It’s equally one of the internet’s greatest assets and most dangerous enablers: anonymity. From your secret Reddit account where you enthuse with others over your nichest of interests, to your “finsta”, many of us take anonymity on the internet as a given.
But your secret social media account may not be as private as you think, according to a new study. Scientists in Switzerland found artificial intelligence (AI) tools are capable of unmasking anonymous accounts at scale, revealing the true identity behind them by matching them up to their public counterparts.
The authors said their findings have “significant implications” for online privacy, warning that unless guardrails are put in place now, much of the anonymity we enjoy online may be quickly eroded.
Those most at risk? People who leak lots of information about themselves - even over long timespans - who researchers said typically tend to be older or vulnerable people with less awareness of how to stay safe online.
Speaking to The Independent, the study’s lead author Daniel Paleka, from ETH Zurich, said their findings make it “very clear” that “if you keep posting under a pseudonym, keep quoting information about yourself,” AI tools will be able to unmask you cheaply and quickly.
Researchers built a system that used large language models (LLMs) to search the web, and treat information gathering as a “matching” exercise, using reason and evidence to pair up anonymous accounts that had publicised snippets of their real identity with that person’s public account.

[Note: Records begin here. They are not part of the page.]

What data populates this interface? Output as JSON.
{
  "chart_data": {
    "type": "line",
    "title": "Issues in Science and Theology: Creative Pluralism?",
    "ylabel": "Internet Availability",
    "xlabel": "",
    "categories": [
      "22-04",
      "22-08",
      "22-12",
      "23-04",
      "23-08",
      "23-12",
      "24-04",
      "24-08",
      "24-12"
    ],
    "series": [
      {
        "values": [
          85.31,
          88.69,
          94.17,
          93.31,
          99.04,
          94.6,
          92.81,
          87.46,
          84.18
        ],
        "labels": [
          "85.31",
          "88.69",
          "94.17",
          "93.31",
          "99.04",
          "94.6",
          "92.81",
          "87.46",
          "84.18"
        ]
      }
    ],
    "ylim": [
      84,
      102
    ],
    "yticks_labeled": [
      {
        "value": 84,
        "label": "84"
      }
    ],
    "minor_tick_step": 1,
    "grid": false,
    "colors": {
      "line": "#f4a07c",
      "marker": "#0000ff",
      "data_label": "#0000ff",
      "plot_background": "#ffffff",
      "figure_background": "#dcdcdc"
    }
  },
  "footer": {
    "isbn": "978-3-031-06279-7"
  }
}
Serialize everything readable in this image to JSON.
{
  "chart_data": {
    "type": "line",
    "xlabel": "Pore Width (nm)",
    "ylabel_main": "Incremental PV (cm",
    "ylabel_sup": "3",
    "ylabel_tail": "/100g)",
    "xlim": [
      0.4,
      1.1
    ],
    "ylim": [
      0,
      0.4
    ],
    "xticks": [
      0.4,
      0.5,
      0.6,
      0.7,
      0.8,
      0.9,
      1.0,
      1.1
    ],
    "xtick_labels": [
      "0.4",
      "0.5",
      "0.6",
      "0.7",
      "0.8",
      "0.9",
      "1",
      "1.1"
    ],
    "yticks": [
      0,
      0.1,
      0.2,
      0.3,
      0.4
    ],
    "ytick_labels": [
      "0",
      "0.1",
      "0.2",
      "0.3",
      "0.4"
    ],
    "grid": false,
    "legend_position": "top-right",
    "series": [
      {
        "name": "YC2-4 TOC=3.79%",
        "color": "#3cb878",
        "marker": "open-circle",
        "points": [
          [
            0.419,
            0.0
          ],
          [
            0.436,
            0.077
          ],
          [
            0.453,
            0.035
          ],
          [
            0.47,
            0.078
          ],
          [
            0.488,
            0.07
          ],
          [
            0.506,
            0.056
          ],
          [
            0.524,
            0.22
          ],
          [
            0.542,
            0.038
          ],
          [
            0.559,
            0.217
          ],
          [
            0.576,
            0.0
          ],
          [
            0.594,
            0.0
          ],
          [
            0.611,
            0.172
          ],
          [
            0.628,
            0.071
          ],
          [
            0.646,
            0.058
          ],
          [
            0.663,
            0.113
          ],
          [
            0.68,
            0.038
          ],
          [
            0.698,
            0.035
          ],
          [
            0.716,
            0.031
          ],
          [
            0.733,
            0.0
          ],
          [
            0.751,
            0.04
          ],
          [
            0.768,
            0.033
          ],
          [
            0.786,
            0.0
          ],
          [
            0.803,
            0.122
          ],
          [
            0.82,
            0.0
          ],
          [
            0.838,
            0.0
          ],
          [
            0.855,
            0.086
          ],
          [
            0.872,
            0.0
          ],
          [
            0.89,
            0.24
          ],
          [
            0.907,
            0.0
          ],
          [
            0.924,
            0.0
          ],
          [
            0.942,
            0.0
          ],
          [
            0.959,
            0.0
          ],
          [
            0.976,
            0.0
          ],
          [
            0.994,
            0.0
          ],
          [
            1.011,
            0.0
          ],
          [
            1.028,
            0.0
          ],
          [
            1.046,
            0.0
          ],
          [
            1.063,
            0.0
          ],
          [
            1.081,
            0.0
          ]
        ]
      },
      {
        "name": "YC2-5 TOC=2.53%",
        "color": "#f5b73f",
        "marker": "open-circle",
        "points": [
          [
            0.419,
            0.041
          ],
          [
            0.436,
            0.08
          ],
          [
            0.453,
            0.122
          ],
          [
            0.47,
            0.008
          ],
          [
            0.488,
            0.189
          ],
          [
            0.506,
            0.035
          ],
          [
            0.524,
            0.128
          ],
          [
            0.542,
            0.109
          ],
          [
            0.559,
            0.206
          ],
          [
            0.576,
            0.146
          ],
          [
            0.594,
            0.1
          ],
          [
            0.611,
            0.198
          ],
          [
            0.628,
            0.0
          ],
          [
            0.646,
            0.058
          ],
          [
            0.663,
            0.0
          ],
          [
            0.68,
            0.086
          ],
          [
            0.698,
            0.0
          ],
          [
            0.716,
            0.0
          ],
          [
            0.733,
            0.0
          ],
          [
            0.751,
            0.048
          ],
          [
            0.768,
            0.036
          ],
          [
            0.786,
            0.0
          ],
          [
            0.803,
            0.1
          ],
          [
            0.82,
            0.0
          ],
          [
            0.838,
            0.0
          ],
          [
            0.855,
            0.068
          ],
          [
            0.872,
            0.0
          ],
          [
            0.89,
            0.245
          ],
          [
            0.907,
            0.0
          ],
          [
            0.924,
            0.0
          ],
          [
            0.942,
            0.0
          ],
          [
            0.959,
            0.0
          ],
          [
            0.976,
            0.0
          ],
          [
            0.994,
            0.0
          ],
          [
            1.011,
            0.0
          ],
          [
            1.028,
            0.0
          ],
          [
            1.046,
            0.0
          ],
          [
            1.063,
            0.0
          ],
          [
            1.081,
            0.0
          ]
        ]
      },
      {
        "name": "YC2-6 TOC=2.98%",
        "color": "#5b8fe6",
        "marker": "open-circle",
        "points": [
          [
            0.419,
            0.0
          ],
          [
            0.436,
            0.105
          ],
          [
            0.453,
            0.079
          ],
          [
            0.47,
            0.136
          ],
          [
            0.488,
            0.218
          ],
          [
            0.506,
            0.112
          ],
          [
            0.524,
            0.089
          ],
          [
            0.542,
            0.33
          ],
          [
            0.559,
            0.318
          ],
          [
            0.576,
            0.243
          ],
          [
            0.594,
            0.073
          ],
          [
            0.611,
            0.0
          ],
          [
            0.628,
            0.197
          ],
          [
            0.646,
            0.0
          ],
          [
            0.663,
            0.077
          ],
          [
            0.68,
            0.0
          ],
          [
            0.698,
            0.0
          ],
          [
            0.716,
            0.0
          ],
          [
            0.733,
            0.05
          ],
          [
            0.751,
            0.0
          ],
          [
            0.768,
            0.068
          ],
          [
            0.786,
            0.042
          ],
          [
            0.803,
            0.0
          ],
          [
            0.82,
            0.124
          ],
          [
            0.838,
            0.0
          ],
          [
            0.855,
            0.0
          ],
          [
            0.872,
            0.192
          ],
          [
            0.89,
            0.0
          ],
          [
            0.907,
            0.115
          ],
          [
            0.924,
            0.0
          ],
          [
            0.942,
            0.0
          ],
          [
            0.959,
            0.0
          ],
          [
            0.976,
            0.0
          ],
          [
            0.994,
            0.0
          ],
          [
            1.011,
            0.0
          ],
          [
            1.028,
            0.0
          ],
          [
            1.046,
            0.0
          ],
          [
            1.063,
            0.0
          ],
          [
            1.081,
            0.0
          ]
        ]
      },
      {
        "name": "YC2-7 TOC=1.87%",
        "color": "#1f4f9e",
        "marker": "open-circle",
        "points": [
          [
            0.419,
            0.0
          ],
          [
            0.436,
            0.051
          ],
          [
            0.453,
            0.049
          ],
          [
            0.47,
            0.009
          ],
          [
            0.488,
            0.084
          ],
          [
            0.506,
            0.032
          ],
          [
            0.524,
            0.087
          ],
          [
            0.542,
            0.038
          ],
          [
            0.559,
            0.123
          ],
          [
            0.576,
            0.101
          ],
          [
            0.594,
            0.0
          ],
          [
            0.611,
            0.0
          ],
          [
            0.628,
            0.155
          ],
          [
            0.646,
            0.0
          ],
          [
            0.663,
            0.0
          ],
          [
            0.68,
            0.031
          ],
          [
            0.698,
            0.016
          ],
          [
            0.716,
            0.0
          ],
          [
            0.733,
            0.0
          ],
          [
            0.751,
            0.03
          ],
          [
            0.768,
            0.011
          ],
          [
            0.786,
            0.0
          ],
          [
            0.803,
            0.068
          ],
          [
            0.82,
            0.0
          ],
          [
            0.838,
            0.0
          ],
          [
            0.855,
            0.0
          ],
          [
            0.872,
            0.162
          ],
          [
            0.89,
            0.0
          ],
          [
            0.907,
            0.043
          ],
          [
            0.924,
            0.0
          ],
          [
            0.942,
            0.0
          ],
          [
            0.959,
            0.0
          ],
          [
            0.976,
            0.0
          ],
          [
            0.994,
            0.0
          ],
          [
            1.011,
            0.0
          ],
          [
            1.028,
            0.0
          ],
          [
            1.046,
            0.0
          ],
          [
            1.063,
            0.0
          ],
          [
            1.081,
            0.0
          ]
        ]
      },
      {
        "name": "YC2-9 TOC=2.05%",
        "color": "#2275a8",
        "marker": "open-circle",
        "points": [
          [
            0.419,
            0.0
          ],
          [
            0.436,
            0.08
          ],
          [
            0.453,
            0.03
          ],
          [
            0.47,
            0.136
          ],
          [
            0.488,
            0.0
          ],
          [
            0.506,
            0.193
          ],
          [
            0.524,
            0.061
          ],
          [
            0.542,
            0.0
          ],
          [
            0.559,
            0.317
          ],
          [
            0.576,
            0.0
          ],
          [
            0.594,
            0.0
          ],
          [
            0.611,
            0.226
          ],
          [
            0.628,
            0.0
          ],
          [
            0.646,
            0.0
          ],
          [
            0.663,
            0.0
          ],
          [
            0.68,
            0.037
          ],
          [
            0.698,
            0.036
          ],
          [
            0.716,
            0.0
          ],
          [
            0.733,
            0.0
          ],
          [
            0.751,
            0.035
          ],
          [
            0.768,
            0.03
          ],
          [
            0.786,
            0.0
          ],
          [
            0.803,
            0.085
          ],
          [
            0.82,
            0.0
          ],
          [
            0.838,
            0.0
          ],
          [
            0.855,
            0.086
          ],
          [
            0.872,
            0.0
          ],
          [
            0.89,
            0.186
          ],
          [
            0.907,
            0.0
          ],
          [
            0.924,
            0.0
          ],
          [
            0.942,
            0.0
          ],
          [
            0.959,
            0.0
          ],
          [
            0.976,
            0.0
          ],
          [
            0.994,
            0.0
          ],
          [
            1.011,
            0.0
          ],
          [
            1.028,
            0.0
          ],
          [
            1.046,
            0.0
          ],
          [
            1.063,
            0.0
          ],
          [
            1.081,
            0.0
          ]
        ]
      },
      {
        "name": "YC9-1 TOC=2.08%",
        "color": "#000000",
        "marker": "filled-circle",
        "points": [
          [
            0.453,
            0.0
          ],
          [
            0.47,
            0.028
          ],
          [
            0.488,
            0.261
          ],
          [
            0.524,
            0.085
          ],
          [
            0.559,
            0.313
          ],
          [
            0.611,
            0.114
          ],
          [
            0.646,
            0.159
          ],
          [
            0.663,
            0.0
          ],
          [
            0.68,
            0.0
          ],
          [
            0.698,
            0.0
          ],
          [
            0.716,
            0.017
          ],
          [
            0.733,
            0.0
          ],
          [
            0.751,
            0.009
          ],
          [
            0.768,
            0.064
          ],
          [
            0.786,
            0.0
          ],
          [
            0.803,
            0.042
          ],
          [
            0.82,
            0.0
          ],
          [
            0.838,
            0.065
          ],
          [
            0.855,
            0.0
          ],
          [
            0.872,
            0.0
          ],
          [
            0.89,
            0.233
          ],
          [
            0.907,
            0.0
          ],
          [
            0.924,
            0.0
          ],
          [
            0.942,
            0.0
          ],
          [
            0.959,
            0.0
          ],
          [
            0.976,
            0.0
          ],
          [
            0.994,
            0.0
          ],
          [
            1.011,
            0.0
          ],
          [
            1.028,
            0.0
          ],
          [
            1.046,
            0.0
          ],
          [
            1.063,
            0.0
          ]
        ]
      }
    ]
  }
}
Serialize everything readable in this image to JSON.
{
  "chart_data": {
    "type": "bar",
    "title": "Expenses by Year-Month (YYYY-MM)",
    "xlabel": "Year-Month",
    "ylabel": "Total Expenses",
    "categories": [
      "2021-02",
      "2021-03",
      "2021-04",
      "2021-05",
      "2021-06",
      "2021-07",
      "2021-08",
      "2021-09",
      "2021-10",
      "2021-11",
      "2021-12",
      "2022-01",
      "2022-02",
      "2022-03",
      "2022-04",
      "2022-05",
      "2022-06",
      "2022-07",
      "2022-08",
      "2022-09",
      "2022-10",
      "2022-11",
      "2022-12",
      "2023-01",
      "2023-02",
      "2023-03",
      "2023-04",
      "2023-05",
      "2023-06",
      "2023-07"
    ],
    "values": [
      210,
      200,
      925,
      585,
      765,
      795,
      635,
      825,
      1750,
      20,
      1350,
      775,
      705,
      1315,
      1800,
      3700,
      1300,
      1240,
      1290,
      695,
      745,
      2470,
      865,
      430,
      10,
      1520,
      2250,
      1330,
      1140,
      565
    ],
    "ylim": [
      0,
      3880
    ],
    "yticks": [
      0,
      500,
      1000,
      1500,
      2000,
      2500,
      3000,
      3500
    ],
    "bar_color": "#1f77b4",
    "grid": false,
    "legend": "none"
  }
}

Instead of using people’s genuine anonymous accounts, the team took datasets built from publicly available posts, including content from Hacker News and LinkedIn, transcripts of AI company Anthropic’s interviews with scientists on how they use AI, and Reddit accounts that were deliberately split into two anonymised halves for the experiment.
In each of these different scenarios, the LLM system correctly identified up to 68 percent of matching accounts with 90 percent precision, which researchers say “substantially outperforms” non-LLM methods of deanonymisation, such as investigation by humans.

This ability “fundamentally changes” the picture of privacy online, the study’s authors said.
“Governments could link pseudonymous accounts to real identities for surveillance of dissidents, journalists, or activists,” they outlined in the paper, which has not yet been peer-reviewed.
“Corporations could connect seemingly anonymous forum posts to customer profiles for hyper-targeted advertising. Attackers could build sophisticated profiles of targets at scale to launch highly personalised social engineering scams. Hostile groups could identify important employees and decision makers and build online rapport with them to eventually leverage in various forms.
“Users, platforms, and policymakers must recognise that the privacy assumptions underlying much of today’s internet no longer hold."
Mr Paleka said the AI tools are not “superhuman investigators” able to find information humans cannot, but are far cheaper and quicker than human investigations.
For example, if someone made one comment about where they lived and another about where they worked years apart, both humans and AI tools would be able to find that information - but LLMs can do it far quicker and far more cheaply.
At the moment, the technology is not enough to match together patterns of writing or style, but can match facts about a person such as employment history, where they live, and their hobbies.
He added that while at the moment someone without extensive knowledge of LLMs would not be able to replicate the study, he expects that if no “guardrails” are put in place, it will become far easier for everyday people to unmask anonymous accounts within a few years.
“The fundamentals of the technology are there,” he said. “If there are no guards I fully expect someone to be able to misuse it.”
He said AI companies may choose to police the use of their tools to avoid this kind of misuse, but that the said the aim of the study is to bring the issue into public consciousness while there is still a “low risk” for most anonymous internet users.
“If you care about something being anonymous, if you have something to protect, if you want to post opinions about things that you would not post under your real name, be mindful of this,” he continued.
So how can you best protect yourself? “There is a very straightforward solution which solves the vast majority of these issues,” Mr Paleka told The Independent. “Use a throwaway account.”
A throwaway account is an account created solely for the purpose of making one post, and therefore will not have any other information about the poster attached to it.
“If you’re posting something genuinely sensitive, don’t use the account you also use to post about whatever else for years,” he added. “That would be my advice.”